Environmentalists Trash TNRCC Policies on Landfills
Texas Agency Criticized for Promoting "Trash Mountains"
(Austin)The Lone Star Chapter of the Sierra Club released a report today sharply critical of the Texas environmental regulatory agency for promoting new "mountain ranges of trash" around the state. The Sierra Club contends that the Texas Natural Resource Conservation Commission (TNRCC) is protecting the interests of large landfill operators rather than the interests of landowners and the public by continuing to authorize dramatic "vertical expansions" of existing landfills around the state.
The Sierra Club report was prepared in conjunction with a San Antonio area citizens group, the Martinez Environmental Group, which is fighting a major expansion of an existing Browning Ferris Industries (BFI) landfill in their neighborhood. The report was released at a rally today on the steps of the State Capitol at which schoolchildren, parents, teachers, public officials, and other citizens from San Antonio spoke in opposition to the BFI landfill expansion.
"Our report documents the recent practices of TNRCC that allow landfill operators across the state to get around environmental and public health standards by building upwards over old landfills that dont meet modern health and safety requirements," said Ken Kramer, director of the Lone Star (Texas) Chapter of the Sierra Club. "Through their actions TNRCC is promoting the building of mountain ranges of trash throughout Texas, with trash peaks ranging from 65 feet high to 240 feet high! I suppose our states envy of other states with more mountains is causing us to go on a mountain-building spree unfortunately mountains of trash posing public health and environmental problems will not have the same appeal as the Rockies. The only thing that this effort will enhance is our reputation as the most polluted state in the country."

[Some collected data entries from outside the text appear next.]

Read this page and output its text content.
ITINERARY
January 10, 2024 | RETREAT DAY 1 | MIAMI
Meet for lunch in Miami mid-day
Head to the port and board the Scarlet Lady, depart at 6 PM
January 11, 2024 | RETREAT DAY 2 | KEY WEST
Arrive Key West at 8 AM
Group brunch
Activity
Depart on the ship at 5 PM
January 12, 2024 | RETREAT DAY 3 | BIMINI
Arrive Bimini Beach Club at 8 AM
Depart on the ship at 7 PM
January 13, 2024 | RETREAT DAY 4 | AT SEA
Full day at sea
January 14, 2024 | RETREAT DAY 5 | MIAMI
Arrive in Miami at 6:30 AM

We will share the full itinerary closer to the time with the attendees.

"We have had ongoing air pollution problems in Texas as a result of the grandfathering of dirty old industrial plants under outmoded air pollution control requirements," continued Kramer. "Now TNRCC is allowing the grandfathering of old landfills by authorizing the heaping of new garbage on top of those landfills rather than requiring the waste to be disposed of in landfills with the most advanced pollution controls or aggressively promoting recycling and source reduction to reduce waste generation. Once again we are letting our states pollution control policy be dictated by the profits of the polluters rather than the protection of the public."
The proposed expansion of the BFI landfill in the San Antonio area is an example of the type of trash mountain being authorized by TNRCC in many parts of the state. The permit being sought by BFI would result in a towering 100-foot plus trash mountain next to Martinez and China Grove neighborhoods in the San Antonio metropolitan area. This expansion poses threats to the property values of neighbors and increases the probability of runoff from the landfill site, blowing wastes, odors, rats, flies, and other nuisance conditions. TNRCC is beginning the public hearing process today in Austin on the permit application for the proposed BFI landfill expansion.
"Unfortunately," said Kramer, "the threat posed in the San Antonio area by the proposed BFI landfill expansion is not an isolated situation. Based on data from TNRCC files there are 38 trash mountains in Texas that are over 60 feet high. These trash mountains include five in the West Texas mountain range, 13 in the Dallas-Fort Worth range, five in the Northeast Texas range, eight in the Houston-Beaumont range, and seven in the San Antonio-Austin range. At the rate things are going all of us may have a trash mountain headed to our neighborhood soon."
"Its time for TNRCC to put a halt to the elevated status the agency has given to old landfills without the latest technology," concluded Kramer. "We call upon our state officials today to set aside the outmoded policies that fail to protect the public from the impacts of mountains of trash, which may include not only municipal garbage but even more dangerous industrial wastes as well. Its time to flatten the policies that have led to growing risks from the wastes being disposed of throughout Texas."